"I dare you."
"I take you—but" seeing that Mrs. Whitcomb was trying to overhear, she whispered: "let's pretend it's the scenery."
So Ira rose, pushed the checkers aside, and said in an unusually positive tone: "Ah, Miss Gattle, won't you have a look at the landscape?"
"Oh, thank you, Mr. Lathrop," said Anne, "I just love scenery."

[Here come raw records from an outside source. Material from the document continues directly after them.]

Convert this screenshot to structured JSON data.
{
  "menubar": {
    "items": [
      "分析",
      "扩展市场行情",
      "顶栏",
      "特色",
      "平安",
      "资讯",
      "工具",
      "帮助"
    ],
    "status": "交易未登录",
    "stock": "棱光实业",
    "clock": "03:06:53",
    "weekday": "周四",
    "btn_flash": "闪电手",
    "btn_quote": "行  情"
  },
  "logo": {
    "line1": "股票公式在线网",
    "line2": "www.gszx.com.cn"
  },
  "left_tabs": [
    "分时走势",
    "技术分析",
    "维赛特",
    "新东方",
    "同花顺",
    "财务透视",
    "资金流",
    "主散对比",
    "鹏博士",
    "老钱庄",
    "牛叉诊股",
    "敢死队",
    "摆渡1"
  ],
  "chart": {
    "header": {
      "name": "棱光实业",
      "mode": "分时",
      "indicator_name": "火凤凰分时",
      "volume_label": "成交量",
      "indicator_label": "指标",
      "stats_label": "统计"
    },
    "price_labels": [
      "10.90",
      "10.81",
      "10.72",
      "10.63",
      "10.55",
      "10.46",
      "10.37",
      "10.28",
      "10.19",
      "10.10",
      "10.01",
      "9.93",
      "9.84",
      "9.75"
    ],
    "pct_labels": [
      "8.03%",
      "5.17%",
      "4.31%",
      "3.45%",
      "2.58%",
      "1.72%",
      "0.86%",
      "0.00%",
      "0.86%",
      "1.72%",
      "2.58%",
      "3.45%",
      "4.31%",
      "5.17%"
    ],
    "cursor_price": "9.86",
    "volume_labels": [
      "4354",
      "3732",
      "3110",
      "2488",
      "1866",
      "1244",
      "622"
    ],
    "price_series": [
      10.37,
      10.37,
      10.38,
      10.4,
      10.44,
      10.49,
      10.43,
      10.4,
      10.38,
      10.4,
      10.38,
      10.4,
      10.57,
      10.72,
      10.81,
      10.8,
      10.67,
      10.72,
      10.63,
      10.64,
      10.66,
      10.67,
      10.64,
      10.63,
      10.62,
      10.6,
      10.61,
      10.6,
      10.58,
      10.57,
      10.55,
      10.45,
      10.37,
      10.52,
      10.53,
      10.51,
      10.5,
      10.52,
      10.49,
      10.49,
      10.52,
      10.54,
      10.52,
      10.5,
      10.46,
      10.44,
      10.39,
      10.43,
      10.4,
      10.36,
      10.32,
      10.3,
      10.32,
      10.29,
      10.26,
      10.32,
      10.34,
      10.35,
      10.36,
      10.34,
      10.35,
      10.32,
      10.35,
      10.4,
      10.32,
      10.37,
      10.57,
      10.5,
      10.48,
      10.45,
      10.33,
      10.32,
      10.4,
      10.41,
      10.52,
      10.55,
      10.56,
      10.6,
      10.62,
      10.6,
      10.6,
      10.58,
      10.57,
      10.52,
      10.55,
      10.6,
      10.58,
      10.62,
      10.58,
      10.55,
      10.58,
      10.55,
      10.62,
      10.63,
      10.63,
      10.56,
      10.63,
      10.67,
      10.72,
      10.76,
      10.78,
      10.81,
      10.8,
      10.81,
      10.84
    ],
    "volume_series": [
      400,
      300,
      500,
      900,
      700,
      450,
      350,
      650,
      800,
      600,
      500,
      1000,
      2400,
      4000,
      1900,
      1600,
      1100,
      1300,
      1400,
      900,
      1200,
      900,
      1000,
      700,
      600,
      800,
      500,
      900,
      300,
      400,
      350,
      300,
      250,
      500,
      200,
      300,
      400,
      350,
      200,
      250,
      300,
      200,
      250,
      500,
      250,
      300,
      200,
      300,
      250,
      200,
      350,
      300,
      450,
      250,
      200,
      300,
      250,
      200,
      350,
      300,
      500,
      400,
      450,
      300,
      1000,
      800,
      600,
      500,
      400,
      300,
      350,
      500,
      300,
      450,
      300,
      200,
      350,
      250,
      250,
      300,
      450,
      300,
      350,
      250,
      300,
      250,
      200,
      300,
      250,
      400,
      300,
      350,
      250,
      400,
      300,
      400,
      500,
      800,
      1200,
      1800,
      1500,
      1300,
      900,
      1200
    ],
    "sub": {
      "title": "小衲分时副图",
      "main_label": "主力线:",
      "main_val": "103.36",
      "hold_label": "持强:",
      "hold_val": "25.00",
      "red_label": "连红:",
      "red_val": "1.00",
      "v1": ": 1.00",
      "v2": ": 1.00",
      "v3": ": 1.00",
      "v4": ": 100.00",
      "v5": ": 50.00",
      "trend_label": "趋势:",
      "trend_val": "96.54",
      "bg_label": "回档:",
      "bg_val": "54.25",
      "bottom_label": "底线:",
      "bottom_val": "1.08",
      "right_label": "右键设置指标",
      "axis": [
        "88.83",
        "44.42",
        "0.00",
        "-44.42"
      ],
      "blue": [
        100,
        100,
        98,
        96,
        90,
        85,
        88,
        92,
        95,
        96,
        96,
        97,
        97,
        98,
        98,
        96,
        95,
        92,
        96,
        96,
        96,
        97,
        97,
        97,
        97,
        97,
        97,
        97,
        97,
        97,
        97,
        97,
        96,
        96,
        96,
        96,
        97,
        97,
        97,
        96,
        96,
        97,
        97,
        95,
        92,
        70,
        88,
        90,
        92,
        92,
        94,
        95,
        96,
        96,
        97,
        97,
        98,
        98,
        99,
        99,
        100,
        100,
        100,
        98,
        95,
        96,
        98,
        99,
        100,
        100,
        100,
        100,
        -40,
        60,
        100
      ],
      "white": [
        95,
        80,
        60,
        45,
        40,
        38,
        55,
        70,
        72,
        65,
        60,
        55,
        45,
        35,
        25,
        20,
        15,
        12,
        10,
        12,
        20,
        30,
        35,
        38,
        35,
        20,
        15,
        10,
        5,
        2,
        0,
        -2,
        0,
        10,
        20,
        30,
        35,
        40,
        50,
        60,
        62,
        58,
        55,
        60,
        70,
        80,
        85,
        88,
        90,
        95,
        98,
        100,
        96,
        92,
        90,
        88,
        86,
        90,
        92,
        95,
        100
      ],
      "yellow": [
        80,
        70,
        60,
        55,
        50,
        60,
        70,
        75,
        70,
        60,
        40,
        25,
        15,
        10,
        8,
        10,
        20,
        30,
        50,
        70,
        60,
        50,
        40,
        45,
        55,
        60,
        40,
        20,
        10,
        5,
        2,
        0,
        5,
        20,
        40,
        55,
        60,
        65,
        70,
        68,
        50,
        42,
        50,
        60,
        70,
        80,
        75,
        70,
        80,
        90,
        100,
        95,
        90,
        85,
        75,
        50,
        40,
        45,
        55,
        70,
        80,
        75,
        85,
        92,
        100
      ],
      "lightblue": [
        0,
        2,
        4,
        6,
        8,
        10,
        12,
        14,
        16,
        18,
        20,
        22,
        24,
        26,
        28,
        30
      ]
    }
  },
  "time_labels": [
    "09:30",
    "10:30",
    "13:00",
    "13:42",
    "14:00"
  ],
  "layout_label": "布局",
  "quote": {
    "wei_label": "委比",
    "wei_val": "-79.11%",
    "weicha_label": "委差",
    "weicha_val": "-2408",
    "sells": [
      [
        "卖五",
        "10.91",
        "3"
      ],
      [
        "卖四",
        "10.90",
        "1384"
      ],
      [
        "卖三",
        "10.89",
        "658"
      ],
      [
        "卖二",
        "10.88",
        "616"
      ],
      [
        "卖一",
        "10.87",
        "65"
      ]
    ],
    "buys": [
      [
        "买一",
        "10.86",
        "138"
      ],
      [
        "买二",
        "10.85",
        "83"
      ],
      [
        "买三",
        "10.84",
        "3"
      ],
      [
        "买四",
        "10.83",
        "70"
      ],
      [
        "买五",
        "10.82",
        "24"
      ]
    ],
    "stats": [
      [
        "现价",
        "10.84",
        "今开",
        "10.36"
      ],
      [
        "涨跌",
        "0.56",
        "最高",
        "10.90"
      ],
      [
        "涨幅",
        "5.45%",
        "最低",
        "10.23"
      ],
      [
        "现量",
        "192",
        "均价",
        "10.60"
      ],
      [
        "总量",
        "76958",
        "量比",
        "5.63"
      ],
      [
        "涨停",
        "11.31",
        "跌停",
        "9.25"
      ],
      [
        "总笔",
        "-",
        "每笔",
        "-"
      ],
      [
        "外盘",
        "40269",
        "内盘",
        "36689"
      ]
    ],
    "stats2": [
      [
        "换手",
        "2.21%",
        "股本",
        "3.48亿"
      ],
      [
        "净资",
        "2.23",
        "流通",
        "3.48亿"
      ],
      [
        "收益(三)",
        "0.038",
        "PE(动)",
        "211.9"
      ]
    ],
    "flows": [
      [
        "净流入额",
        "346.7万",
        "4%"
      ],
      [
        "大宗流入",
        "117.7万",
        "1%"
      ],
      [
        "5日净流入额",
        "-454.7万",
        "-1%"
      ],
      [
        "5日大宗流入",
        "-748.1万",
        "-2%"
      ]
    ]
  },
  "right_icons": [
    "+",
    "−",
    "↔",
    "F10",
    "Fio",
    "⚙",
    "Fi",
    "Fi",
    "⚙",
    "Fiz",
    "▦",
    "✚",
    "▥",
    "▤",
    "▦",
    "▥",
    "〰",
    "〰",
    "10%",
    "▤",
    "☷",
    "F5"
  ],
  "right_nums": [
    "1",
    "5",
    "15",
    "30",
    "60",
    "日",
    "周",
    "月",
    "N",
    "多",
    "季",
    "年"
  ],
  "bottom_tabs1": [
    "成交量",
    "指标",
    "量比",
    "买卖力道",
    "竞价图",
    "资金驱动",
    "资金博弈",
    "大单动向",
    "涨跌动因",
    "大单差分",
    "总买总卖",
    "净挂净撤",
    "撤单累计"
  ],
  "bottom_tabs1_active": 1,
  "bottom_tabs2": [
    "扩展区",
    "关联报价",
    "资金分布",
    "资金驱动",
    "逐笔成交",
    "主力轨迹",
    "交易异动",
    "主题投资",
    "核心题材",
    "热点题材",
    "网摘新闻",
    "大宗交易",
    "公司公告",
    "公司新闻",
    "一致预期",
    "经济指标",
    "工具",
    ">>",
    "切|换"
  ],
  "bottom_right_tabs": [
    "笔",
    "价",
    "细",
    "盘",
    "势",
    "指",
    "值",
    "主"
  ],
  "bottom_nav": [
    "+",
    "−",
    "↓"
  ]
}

They wandered forth like the Sleeping Beauty and her princely awakener, and never dreamed what gigglings and nudgings and wise head-noddings went on back of them. Mrs. Wellington laughed loudest of all at the lovers whose heads had grown gray while their hearts were still so green.
It was shortly after this that the Wellingtons themselves came into prominence in the train life.
As the train approached Green River, and its copper-basined stream, the engineer began to set the air-brakes for the stop. Jimmie Wellington, boozily half-awake in the smoking room, wanted to know what the name of the station was. Everybody is always eager to oblige a drunken man, so Ashton and Fosdick tried to get a window open to look out.
The first one they labored at, they could not budge after a biceps-breaking tug. The second flew up with such ease that they went over backward. Ashton put his head out and announced that the approaching depot was labelled "Green River." Wellington burbled: "What a beautiful name for a shtation."
Ashton announced that there was something beautifuller still on the platform—"Oh, a peach!—a nectarine! and she's getting on this train."
Even Doctor Temple declared that she was a dear little thing, wasn't she?